Thursday, September 24, 2009

David Broder Analyzes the "Policy Approach"

In "Mr. Policy Hits a Wall" David Broder analyzes an article by William Schambra, a policy analyst, which I find quite interesting. Mr. Schambra's view:


"Schambra, like many others, was struck by the "sheer ambition" of Obama's legislative agenda and by his penchant for centralizing authority under a strong White House staff replete with many issue "czars."

Schambra sees this as evidence that "Obama is emphatically a 'policy approach' president. For him, governing means not just addressing discrete challenges as they arise, but formulating comprehensive policies aimed at giving large social systems -- and indeed society itself -- more rational and coherent forms and functions. In this view, the long-term, systemic problems of health care, education, and the environment cannot be solved in small pieces. They must be taken on in whole.""

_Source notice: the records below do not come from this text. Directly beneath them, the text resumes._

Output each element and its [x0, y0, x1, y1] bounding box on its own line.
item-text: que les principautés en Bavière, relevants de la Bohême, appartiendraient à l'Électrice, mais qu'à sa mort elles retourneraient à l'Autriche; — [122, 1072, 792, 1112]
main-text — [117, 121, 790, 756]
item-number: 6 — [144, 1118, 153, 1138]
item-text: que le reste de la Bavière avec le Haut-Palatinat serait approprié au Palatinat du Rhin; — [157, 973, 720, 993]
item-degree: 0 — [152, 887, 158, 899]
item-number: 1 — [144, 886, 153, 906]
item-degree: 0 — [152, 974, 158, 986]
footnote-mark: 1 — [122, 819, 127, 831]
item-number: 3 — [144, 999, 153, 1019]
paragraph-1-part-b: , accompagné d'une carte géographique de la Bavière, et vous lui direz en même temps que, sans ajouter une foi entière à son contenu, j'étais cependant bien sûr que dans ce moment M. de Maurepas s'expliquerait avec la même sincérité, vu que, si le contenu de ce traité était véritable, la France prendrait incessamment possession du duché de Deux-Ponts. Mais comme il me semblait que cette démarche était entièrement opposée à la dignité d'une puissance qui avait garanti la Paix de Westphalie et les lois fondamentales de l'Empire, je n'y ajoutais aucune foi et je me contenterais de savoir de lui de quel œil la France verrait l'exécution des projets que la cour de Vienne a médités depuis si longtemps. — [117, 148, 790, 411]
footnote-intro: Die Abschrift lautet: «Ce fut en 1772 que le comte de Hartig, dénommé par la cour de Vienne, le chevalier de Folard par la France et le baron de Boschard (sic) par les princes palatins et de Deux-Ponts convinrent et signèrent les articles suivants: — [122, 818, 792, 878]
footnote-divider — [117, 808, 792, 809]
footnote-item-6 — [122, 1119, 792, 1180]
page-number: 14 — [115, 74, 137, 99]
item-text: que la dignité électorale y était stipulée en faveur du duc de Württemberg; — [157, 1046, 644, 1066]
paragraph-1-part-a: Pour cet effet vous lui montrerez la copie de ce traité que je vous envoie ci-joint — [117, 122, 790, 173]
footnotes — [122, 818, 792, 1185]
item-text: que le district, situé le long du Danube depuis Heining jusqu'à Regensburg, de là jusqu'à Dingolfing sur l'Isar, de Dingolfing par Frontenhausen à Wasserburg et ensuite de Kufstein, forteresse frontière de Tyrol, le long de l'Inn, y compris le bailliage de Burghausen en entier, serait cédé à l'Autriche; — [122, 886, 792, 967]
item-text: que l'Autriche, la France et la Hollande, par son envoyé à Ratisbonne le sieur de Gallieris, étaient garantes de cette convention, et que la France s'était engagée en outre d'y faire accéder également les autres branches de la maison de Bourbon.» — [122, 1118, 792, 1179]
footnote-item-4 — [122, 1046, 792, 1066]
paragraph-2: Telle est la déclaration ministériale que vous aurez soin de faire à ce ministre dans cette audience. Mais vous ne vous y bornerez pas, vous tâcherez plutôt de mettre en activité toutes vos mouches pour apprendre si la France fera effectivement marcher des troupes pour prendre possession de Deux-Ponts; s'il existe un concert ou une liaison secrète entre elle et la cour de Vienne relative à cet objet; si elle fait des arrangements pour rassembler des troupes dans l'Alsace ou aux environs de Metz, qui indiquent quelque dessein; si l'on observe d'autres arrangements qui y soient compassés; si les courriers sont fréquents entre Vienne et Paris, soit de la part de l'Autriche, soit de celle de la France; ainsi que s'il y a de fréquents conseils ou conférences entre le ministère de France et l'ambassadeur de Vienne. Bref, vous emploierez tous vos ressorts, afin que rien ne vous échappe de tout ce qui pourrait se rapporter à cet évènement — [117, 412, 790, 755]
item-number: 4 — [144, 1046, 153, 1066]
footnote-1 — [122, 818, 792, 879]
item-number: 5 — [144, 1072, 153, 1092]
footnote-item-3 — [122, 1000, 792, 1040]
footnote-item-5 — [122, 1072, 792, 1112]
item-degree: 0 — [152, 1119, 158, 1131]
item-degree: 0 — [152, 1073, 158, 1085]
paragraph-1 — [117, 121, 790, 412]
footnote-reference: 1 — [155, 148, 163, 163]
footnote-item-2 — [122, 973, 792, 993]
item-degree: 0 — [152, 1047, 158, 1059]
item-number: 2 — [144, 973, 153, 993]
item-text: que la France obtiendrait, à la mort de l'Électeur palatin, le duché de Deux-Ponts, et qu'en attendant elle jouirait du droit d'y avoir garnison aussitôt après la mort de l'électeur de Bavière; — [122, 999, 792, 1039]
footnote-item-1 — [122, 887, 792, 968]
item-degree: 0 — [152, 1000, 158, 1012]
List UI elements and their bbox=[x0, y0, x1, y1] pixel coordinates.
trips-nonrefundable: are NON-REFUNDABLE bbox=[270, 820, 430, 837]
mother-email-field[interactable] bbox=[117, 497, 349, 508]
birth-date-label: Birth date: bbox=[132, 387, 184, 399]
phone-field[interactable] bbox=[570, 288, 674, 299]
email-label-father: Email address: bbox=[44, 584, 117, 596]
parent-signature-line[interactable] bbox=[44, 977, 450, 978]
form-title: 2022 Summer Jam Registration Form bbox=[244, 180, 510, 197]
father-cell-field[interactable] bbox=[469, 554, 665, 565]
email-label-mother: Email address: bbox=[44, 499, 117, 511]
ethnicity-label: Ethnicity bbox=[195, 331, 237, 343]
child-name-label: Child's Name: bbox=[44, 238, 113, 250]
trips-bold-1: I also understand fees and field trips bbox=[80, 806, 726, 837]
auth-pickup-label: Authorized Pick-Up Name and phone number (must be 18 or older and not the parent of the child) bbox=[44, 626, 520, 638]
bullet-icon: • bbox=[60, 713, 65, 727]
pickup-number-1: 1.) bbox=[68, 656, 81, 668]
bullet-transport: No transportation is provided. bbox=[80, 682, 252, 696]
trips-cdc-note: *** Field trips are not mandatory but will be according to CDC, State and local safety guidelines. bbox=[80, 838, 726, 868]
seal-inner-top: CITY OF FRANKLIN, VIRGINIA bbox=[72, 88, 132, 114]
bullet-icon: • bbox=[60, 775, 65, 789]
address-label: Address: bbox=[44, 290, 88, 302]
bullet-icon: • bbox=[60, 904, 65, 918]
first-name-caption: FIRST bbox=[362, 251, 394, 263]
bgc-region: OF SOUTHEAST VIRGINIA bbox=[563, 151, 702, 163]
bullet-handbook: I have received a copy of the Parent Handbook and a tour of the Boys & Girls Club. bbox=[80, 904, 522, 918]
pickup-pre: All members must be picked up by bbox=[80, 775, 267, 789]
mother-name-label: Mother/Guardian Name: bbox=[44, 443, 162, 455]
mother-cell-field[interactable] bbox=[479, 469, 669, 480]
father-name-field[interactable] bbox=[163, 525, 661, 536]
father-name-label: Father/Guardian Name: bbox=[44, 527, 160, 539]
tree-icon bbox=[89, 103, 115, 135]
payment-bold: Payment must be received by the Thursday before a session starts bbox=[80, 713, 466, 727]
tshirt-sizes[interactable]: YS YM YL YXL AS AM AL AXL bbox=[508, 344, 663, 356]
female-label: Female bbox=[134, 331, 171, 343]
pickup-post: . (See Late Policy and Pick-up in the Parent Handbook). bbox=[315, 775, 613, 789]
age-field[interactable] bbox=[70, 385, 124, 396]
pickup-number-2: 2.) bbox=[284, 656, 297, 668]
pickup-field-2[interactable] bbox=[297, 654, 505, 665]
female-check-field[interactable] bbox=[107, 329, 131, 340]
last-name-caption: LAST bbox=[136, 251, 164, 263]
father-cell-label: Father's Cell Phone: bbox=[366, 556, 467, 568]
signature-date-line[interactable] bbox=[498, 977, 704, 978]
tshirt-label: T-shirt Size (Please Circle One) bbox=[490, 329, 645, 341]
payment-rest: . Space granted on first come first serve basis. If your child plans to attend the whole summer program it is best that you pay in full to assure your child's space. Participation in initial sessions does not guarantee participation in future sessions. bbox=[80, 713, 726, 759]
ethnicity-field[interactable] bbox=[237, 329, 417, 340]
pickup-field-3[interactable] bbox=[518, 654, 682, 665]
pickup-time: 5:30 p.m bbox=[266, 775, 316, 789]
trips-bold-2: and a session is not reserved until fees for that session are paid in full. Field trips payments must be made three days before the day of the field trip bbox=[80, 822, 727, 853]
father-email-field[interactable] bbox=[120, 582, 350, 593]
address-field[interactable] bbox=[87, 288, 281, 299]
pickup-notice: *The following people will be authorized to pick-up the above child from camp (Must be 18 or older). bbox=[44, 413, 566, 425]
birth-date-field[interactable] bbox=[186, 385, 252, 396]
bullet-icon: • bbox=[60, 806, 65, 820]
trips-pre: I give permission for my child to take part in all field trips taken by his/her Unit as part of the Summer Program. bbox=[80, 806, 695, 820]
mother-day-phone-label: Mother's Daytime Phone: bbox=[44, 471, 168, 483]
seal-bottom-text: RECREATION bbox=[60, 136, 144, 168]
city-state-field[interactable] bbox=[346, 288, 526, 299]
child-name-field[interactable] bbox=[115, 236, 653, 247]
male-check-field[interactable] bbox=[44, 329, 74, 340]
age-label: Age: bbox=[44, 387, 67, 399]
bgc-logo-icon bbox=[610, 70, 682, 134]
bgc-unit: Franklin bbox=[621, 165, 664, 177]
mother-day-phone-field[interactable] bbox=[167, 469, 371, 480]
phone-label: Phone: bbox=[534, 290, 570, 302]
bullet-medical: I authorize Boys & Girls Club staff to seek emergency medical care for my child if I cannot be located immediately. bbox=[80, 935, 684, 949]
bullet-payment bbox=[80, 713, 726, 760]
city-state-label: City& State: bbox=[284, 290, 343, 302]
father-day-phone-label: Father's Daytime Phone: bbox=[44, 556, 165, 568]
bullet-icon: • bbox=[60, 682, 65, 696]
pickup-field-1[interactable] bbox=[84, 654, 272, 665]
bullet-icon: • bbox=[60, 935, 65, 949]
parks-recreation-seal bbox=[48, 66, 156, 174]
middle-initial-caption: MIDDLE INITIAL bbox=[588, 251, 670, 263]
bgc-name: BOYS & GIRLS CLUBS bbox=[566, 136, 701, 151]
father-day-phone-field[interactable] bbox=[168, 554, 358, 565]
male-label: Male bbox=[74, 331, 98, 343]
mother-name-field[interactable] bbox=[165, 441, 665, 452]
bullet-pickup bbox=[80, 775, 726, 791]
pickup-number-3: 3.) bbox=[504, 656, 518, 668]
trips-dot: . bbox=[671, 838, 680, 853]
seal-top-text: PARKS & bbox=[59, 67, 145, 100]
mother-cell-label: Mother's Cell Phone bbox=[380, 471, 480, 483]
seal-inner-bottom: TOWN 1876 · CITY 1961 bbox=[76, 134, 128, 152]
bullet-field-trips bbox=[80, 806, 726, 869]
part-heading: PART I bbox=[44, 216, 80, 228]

This sounds like Totalitarianism to me! Things must change incrementally, or it IS totalitarianism!


Why won't it work for our society? His theory:


"Historically, that approach has not worked. The progressives failed to gain more than brief ascendancy and the Carter and Clinton presidencies were marked by striking policy failures. The reason, Schambra says, is that this highly rational, comprehensive approach fits uncomfortably with the Constitution, which apportions power among so many different players, most of whom are far more concerned with the particulars of policy than its overall coherence."


I disagree with his use of the term "highly rational" as their are many "highly rational" approaches to policy - progressive, libertarian, conservative, et al - each of who's proponents think their approach is "highly rational". So each four years we would have perhaps a new "totalitarian" approach which would lead to chaos!

I do not think it will work this time. An interesting read!